I just got a 7" at this great record store and extracted this track. It is the B-Side of their first single "Petite Rockette". Throbbing lyrics on ambiant music.

Swinging Pool - Tokow Boys



In the issue 0 of Music (the fanzine) we decided that the 9th track of the compilation would be one from Stuart Moxham's solo project: The Gist. It is a simple song in which you can almost hear the wind blowing through the station where someone seems to be waiting for Love at First Sight. Taken from the 1983 album Embrace The Heard, of which Moxham himself said that it was a "symbol of (his) misery and lack of direction at the time", this synthetic ballad where the treacly pop of Colin Blunstone collides with Brian Eno's intellect on the ruins of his former band, Young Marble Giants.

In the issue 11 of les Inrockuptibles (1988), Moxham was interviewed on Embrace the Herd:

"I couldn't work at the time, I didn't know what to do. I had lost all ambitions. Then I had a motorbike accident which left me in a plaster and crutches for a year. This incident made me go back to London since Rough Trade (who then signed Young Marble Giants) asked me to compose an album after listening to the demos I previously sent them. Part of the album is actually demos, I was naïve thinking I could do better. There was no direction or continuity in the album, but I was thinking about The Gist since Young Marble Giants released Colossal Youth, the day the latter band separated is the day Love at First Sight was released."

Embrace the Herd (released on Cold Storage records) is a jewel comparable to Eno's masterpiece, with as much elegance and complexity as the 1977 pre-new wave album Before and After Science.
Moxham also claimed that he was listening to a lot of dub music at the time, which leaves its print on some tracks of the record, but generally, Embrace the Herd leaves the listener feeling like he listened to eighties pop songs standing in a train station, shivering from the cold Liverpool winter.

Here are two tracks from The Gist's Embrace the Herd:

Love at First Sight (Demo version) - The Gist

Dark Shots - The Gist 

French singer Etienne Daho has his own personal take on Love at First Sight, which appears on his third album, "Pop Satori" (Virgin music): Paris, Le Flore. 
The lyrics have nothing to do with the original Moxham recording, but the melody is almost intact (though the Daho version has added synthetizers).
This is the english version we're posting:

Love at First Sight (The Gist cover) - Etienne Daho 



the firstsecond edition of MUSIC will be in collaboration with musician Charbel Haber, who will share his primary record collection with us, the sound that got him into making music.

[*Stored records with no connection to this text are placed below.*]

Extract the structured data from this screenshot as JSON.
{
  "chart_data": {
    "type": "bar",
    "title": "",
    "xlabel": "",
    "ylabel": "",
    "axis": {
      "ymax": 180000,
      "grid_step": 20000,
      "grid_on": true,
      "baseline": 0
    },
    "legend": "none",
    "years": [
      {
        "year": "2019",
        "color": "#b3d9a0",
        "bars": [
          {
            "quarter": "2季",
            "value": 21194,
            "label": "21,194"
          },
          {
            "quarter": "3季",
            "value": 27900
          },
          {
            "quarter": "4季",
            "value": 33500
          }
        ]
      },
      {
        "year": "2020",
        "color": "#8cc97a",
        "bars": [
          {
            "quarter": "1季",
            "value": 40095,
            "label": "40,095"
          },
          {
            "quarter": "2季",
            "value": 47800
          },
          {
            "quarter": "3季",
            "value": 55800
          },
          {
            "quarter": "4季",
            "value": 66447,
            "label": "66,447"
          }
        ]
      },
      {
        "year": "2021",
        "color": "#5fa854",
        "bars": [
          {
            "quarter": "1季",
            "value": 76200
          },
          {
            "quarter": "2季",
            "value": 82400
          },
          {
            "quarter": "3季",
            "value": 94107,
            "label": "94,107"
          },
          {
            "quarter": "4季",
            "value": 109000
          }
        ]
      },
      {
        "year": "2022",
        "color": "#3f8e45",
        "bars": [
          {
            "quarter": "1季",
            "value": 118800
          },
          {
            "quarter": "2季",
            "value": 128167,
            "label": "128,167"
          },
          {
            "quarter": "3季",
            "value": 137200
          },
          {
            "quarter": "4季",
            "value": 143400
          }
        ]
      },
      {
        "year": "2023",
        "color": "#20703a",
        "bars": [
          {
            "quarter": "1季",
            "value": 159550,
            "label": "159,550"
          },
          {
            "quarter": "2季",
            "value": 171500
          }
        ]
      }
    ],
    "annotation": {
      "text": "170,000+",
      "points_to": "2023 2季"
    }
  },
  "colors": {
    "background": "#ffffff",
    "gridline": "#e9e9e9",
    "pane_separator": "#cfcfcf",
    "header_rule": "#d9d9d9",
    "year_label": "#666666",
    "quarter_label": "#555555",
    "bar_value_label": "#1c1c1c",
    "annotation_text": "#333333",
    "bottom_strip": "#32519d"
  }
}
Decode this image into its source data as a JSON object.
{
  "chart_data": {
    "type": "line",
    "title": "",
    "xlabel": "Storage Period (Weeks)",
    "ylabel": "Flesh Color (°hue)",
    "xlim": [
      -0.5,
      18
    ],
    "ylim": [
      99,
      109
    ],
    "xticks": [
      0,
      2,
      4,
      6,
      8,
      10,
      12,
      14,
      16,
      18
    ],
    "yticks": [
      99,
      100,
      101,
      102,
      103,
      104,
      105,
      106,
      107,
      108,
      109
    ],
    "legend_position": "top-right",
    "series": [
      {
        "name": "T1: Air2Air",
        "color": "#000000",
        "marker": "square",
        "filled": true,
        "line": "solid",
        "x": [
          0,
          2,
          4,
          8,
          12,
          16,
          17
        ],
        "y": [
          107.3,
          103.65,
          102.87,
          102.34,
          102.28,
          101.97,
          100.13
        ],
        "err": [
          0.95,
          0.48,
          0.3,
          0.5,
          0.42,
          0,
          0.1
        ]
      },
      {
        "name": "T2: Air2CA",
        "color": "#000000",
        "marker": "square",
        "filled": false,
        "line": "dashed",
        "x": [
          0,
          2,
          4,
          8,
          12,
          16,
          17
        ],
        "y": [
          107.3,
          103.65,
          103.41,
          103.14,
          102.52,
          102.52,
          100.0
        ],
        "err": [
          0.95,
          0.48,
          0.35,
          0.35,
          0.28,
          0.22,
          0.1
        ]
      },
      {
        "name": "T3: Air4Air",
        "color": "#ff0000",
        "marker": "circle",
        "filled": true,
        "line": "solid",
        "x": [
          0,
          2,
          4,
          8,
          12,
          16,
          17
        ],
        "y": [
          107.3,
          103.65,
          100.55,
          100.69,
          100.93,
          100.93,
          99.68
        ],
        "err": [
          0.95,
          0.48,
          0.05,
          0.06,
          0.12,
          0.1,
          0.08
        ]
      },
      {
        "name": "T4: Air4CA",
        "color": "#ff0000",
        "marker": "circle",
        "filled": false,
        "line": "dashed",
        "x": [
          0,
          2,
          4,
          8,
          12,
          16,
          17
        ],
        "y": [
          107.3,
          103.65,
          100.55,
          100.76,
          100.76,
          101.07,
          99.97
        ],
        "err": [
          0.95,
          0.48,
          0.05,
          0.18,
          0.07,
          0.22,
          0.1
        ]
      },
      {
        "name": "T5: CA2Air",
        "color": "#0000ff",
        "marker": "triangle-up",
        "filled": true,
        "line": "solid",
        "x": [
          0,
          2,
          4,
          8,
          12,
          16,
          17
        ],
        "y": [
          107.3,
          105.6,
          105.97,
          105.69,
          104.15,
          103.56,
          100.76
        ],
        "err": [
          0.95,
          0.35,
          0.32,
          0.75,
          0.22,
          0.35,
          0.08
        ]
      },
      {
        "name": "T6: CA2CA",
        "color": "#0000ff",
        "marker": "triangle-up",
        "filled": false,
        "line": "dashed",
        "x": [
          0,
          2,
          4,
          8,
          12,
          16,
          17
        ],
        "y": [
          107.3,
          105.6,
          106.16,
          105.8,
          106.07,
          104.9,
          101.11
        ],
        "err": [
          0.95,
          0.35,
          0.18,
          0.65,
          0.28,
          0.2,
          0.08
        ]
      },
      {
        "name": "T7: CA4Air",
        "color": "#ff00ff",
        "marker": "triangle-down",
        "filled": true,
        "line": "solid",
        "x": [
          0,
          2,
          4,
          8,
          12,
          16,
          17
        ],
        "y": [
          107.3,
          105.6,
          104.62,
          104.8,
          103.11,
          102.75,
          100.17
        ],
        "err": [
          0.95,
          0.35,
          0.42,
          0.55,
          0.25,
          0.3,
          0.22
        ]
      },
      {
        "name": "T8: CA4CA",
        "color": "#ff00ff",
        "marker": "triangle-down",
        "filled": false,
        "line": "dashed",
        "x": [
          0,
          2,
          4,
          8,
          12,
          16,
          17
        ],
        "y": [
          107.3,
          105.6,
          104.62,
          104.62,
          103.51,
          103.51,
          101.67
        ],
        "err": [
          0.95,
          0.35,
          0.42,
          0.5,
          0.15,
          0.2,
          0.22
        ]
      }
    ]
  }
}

We met him at his flat in Beirut to gather all the images we needed to have so as to create a visual identity that is close enough to the former Scrambled Eggs, La Chambre, X-mas Eve Family Massacre front man.



One of The Smith's best songs, off the 1985 album Meat is Murder.  

Morrissey barks painfully to the sound of a heavy yet almost funky bass, it's touching, sad and at the same time very danceable for a song that addresses a rather sensitive topic.
The same verse is repeated about four or five times in the 6 minutes song, leading to the last bit that is only instrumental, the climax of Barbarism Begins at Home is there, followed immediately by a brutal end, but you've been shuffling your feet and nodding your head all along, you're begging for more. Leave the song on repeat.